Surplus liquidity conditions for most of the month were triggered by government spending and RBI intervention
in the FX market.

• The Credit to Deposit (CD) ratio has been generally trending upward since the later part of FY22 and reached
75.7% in the fortnight, expanding by ~370 bps y-o-y from April 22, 2022, due to continued faster growth in
credit as compared to deposits. The CD ratio has been hovering near the pre-pandemic level of 75.8% in Feb
2020 and 75.7% in March 2020.

 

• If sequential movements of credit and deposit in Rs lakh crore are considered, the above figure presents a
slightly different picture, with only the 12-month period showing an increase of credit over deposits, while for
other periods, deposit accretion has been higher than credit offtake in absolute numbers. Meanwhile, deposits
fell sequentially, while credit grew.

• Credit growth generally began picking up in H2FY22 and surpassed deposit growth in Q4FY22, since then it
has continued the momentum. A part of the funding gap has been met via Certificates of Deposits (CDs). A
wide gap in credit and deposit growth, lower liquidity and strong credit demand has been driving for higher
issuance of CDs. Banks are keeping their CD issuance elevated to meet short-term requirements amid lower
liquidity and focusing on shoring up the deposits to meet robust credit demand. Fund mobilisation through CDs
issuances was strong at Rs 6.7 lakh crore during FY23, higher than Rs 2.3 lakh crore in the previous year. The
outstanding CDs stood at Rs 3.0 lakh crores as of April 21, 2023, compared to Rs. 2 lakh crore a year ago.

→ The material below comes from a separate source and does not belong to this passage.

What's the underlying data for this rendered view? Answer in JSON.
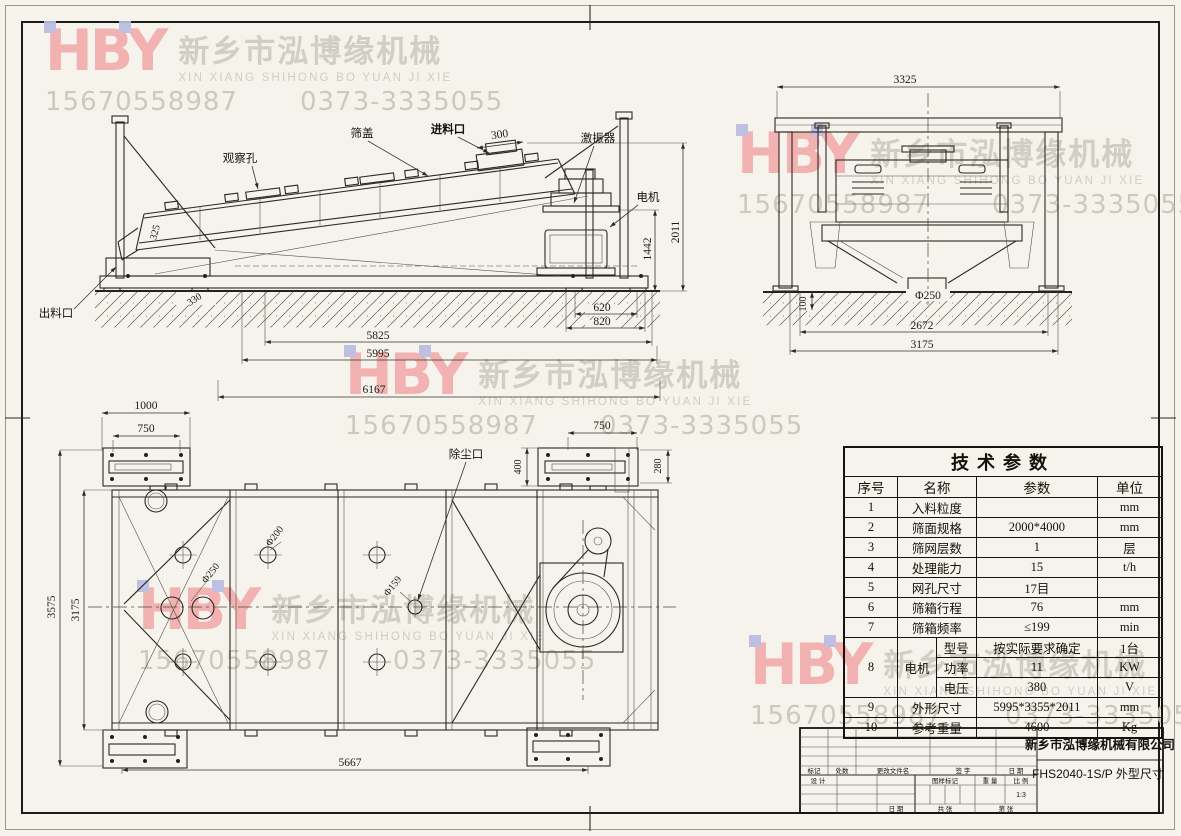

• The share of bank credit to total assets increased by 15 bps y-o-y and 25 bps sequentially to 67.4% in the
fortnight. Total assets of banks rose by 15.7% y-o-y in the last one year and remained marginally behind credit
growth.
• The proportion of government investment to total assets fell by 36bps y-o-y for the fortnight ended April 21,
2023, compared to a similar fortnight in the last year (reported April 22, 2022) as assets growth was faster
than the growth in investments. The Govt. investments stood at Rs.54.5 lakh crore as of April 21, 2023,
reporting a 14.1% y-o-y growth, while it declined by 1.4% over the previous fortnight.